To put this into perspective, a website running Business Landings AI-Search or ChatBar AI might have a AI cost ("token cost") of around €10/month when using Mistral's small AI model or Google's Gemini model. This would increase to around €300 when using Anthropic's top of the range Claude Sonnet model. But if you instead now use GTP-4.5 it would cost a stunning €7,500/month.
So what’s going on?
It appears that GPT-4.5 was originally meant to be ChatGPT-5 but didn’t meet expectations. Instead, OpenAI released it under a different name. OpenAI CEO Sam Altman himself has called it "a giant, expensive model", and it appears to signal that OpenAI have hit the practical limits of scaling up AI in this way.
Figure 2 shows this graphically. The GPT-type of AI has met a limit. Improvements to this sort of quick question and answer ("single shot") AI chat is not improved by adding more expensive training and data. It is also worth noting that this is further evidence that AI models are not like humans, and do not look like that will attain general human-like intelligence any time soon.
Artificial Intelligence progress by brute force may now be a lot slower than most in the industry had predicted.
💡 Why would OpenAI release such a model?
- Testing the limits – AI research (including OpenAI’s own research into the scaling laws and the "entropy of natural language") has suggested diminishing returns from ever-larger models. Someone had to test the boundaries, and OpenAI did just that.
- GTP-4.5 has more knowledge coverage – Simply due to its sheer size, it has a broad knowledge base.

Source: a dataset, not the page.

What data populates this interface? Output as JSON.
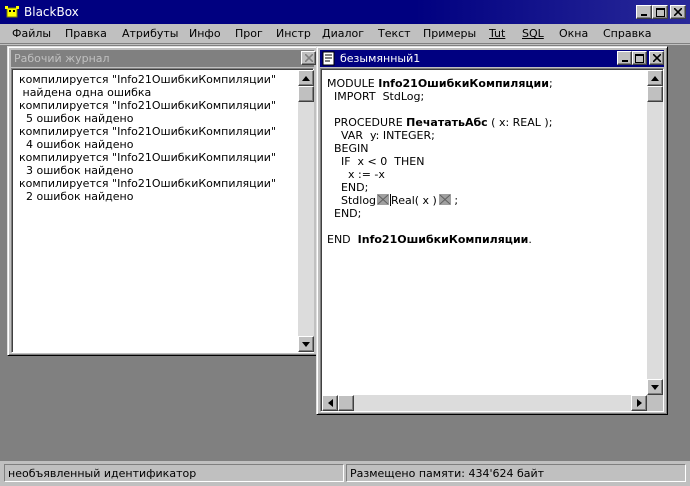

- Targeting "vibe", "feeling" & personality – Anthropic’s Claude has long been seen as the leader in producing text with personality and tone. OpenAI may be positioning GPT-4.5 as an alternative. But at 25 times the cost of Claude, it remains a tough sell.
- Niche strengths - While poor at maths and programming, GPT-4.5 was found to perform well at, for example, Persuasion. It could extract fictional money out of other AI models 💰.
- A stepping stone for future models – OpenAI may be using GPT-4.5 to refine techniques for its next generation of models.
The big takeaways
- AI LLMs (Large Language Models) of this kind may have reached their practical limits for now – The idea of infinitely scaling up AI models is, as expected, running into diminishing returns while the costs edge into the billions of dollars range. Expect the hype around AGI (Artificial General Intelligence) or ASI ("super-intelligence") to cool down.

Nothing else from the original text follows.